Complex systems or complex adaptive systems may not be predictable according to the behaviour of the components. Trying to simplify the issue by breaking it down and analysing the parts won’t create understanding but may add to the confusion. Most situations and decisions in organisations are complex because some major change introduces unpredictability and we can only understand why things happen in retrospect. The founders of companies who built category-defining products, YouTube, Uber, Facebook, could not have predicted all the emerging patterns of use. Instructive patterns however can emerge if the team conducts experiments that are safe to fail. Rather than imposing the course of action, the leaders must patiently allow the path forward to reveal itself. They need to probe it first and adapt to the emerging future.

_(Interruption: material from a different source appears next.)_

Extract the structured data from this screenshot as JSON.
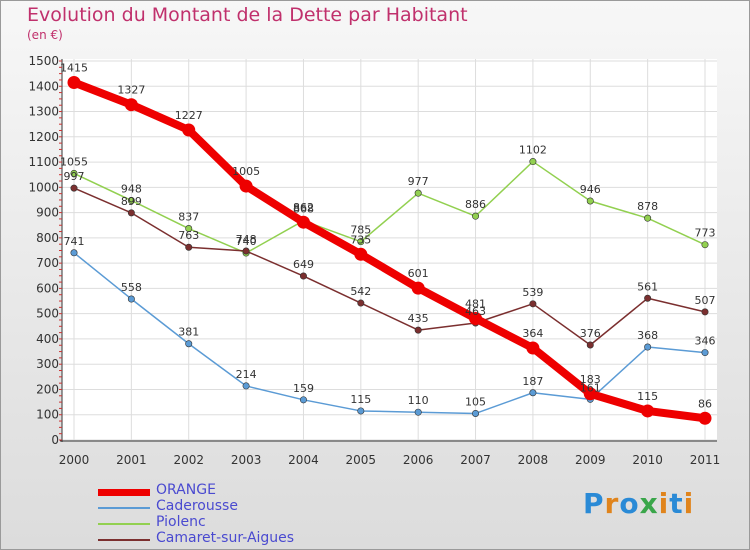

Good leadership requires awareness and openness to change on an individual level. Good leaders will know the right thing and how to do it by adjusting their behaviour and decisions to the given context.
We are living through an unprecedented level of change historically and today it may be the slowest its ever been from future perspective. Climate crisis, healthcare disaster, political unrest, economic instability… the complexity we are living and working demands a different approach to design.